Scontri al confine tra Venezuela e Colombia. Dopo che il leader dell’opposizione Juan Guaidò ha annunciato l’arrivo degli aiuti umanitari e i suoi simpatizzanti hanno tentato di forzare i blocchi affrontando la dura repressione dei militari, Nicolas Maduro ha annunciato la rottura di “tutte le relazioni diplomatiche e politiche” con il governo “fascista” della Colombia, esortando i diplomatici colombiani ad abbandonare il Venezuela “entro 24 ore“. “Mai un presidente di Bogotà ha odiato tanto il Venezuela”, ha detto del presidente colombiano, Ivan Duque, chiamandolo “diavolo”. L’unico camion di aiuti umanitari che era riuscito a passare oggi dalla Colombia è stato incendiato dalle forze di sicurezza di Maduro. Lo rendono noto manifestanti presenti sul posto. “Almeno quattro persone sono morte oggi a Santa Elena de Uairen, località a 20 km dal confine con il Brasile, uccise dai “colectivos” (gruppi irregolari chavisti) che sparano sui manifestanti”, ha detto Alfredo Romero, direttore della ong Foro Penal, aggiungendo che i feriti sono almeno 18.

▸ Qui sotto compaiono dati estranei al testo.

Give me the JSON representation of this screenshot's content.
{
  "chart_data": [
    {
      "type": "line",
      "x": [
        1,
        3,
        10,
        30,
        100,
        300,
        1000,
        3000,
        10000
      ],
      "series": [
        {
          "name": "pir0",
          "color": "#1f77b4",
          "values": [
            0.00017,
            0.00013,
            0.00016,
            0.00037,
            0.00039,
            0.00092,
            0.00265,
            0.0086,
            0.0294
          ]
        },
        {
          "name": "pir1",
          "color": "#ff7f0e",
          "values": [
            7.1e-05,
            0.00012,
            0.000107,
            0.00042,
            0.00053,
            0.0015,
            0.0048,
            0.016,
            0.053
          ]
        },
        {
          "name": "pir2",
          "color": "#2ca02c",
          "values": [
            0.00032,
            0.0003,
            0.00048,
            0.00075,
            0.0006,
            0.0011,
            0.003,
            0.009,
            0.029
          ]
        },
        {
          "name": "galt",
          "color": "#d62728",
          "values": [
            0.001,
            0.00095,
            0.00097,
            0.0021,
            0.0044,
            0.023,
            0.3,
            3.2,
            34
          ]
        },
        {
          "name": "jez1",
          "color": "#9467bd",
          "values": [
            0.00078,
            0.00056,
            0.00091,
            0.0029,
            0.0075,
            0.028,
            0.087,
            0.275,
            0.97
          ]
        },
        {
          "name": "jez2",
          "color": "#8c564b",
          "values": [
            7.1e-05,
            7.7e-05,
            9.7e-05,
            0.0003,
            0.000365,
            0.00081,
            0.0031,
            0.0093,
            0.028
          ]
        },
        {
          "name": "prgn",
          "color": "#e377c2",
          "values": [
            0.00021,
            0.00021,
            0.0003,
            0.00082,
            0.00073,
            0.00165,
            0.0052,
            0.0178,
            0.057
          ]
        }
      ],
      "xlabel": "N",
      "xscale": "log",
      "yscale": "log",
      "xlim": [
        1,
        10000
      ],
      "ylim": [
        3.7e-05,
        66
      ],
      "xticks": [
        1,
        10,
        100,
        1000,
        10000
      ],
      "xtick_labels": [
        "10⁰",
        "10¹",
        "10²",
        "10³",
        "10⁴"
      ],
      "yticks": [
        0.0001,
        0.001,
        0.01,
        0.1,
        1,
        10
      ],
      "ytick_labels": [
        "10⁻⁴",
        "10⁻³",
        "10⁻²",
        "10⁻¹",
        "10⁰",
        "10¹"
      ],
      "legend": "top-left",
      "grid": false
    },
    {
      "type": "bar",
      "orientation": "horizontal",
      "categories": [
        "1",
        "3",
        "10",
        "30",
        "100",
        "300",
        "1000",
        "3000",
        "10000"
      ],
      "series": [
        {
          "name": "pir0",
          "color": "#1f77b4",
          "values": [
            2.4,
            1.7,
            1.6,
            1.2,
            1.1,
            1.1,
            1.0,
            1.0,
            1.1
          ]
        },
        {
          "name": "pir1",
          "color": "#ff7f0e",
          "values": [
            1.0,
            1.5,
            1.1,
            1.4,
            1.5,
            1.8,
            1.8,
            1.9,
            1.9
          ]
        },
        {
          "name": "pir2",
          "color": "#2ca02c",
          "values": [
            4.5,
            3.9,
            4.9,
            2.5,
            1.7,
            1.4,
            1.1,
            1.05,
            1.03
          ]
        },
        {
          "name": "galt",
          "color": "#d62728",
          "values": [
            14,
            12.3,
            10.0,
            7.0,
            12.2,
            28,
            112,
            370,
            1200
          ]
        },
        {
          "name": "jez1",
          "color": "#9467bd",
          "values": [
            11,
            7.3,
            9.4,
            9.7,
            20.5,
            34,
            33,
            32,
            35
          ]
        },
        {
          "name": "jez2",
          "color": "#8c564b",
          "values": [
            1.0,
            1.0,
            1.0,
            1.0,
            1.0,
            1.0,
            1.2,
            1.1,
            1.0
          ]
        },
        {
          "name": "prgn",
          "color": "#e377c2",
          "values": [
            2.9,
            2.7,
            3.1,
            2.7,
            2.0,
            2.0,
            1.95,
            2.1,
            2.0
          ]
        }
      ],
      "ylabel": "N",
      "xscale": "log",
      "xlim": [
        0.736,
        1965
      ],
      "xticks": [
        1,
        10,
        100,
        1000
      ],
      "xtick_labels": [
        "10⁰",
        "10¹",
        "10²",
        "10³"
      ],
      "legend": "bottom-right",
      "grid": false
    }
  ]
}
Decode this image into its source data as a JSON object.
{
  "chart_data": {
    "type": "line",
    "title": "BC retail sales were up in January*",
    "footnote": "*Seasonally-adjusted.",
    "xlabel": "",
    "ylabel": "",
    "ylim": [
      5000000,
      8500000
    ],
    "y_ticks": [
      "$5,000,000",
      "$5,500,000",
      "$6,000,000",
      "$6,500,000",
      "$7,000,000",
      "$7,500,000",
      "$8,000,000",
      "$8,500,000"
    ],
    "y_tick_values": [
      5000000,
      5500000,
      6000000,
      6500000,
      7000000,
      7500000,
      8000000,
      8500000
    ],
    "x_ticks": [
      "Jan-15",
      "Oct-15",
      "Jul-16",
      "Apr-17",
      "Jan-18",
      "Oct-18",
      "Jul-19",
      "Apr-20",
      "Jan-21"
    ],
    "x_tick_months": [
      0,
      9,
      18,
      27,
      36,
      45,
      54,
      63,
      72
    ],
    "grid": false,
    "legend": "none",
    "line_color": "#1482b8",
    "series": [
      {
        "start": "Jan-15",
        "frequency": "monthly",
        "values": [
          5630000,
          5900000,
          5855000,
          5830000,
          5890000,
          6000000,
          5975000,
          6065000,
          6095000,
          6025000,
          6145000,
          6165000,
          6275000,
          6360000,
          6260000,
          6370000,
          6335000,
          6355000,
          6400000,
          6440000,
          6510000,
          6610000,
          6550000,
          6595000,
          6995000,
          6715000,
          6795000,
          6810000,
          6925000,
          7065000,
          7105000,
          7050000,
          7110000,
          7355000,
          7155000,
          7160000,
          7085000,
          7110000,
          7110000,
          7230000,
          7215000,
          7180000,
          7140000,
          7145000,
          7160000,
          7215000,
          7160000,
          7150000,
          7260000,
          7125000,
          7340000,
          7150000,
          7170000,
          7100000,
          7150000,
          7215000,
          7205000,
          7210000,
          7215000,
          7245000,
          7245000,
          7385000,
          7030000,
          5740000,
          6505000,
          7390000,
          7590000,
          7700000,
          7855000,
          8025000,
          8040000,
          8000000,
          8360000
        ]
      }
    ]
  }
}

Intanto il Venezuela continua a vivere giorni drammatici. Guaidò, che ieri ha attraversato il confine con la Colombia, ha annunciato da Cucuta – insieme al presidente colombiano Duque – l’inizio di quello che ha battezzato “la valanga umanitaria“, cioè l’ingresso degli aiuti depositati in Brasile, Colombia e Curazao dai paesi che hanno risposto alla sua richiesta di assistenza. Poche ore dopo, lo stesso Guaidò ha reso noto che un primo camion di aiuti è entrato dalla frontiera brasiliana, a Pacaraima, informazione poi confermata dal ministro degli Esteri brasiliano Ernesto Araujo. Ma è sui ponti sopra il fiume Tachira, che segna la frontiera fra Venezuela e Colombia, che la situazione è ben più tesa.
Un primo momento di tensione si è vissuto quando un blindato della Guardia Nazionale ha sfondato le barriere disposte per bloccare il traffico sul ponte Simon Bolivar. Le autorità colombiane hanno temuto fosse uno sconfinamento dei militari venezuelani, ma in realtà si trattava di tre soldati che hanno deciso di disertare e chiedere protezione al governo di Bogotà. Altri casi di defezioni fra i militari venezuelani si sono susseguiti durante la giornata, tra cui anche quello di un maggiore dell’esercito, Hugo Parra Martinez, sul ponte di Tienditas, e anche in altri punti del paese.
Poi gli scontri, registrati a Urena dove manifestanti affrontano da ore la Guardia Nazionale che impedisce loro di raggiungere il ponte che porta in Colombia. La violenza si è poi rapidamente estesa a San Antonio de Tachira e Santa Elena de Uairén, circa 20 km dalla frontiera con il Brasile, dove “almeno quattro persone sono morte oggi a Santa Elena de Uairen, località a 20 km dal confine con il Brasile, uccise dai “colectivos” (gruppi irregolari chavisti) che sparano sui manifestanti”, ha detto Alfredo Romero, direttore della ong Foro Penal, aggiungendo che i feriti sono almeno 18.
Sui ponti che portano dallo Stato venezuelano di Tachira al dipartimento colombiano di Norte de Santander la situazione è molto tesa, con deputati oppositori e manifestanti che cercano di far passare gli aiuti umanitari – se non a bordo di camion con catene umane – e forze di sicurezza che intervengono per bloccarli, con cariche e lacrimogeni. “Dio benedica il popolo del Venezuela”: è il tweet di Donald Trump che dalla Casa Bianca segue le vicende al confine con la Colombia dove sono fermi gli aiuti umanitari.
A Caracas, nel frattempo, migliaia di manifestanti oppositori hanno circondato la base aerea militare di La Carlota, per esigere alle Forze Armate che permettano l’ingresso degli aiuti umanitari nel territorio venezuelano, mentre dall’altra parte della città Nicolas Maduro ha parlato durante un meeting chavista, esibendosi anche in un ballo con la moglie, Cilia Flores. “La vittoria ci appartiene!”, ha ribadito Maduro, dando per sconfitto il “tentativo di golpe imperialista” contro il suo governo.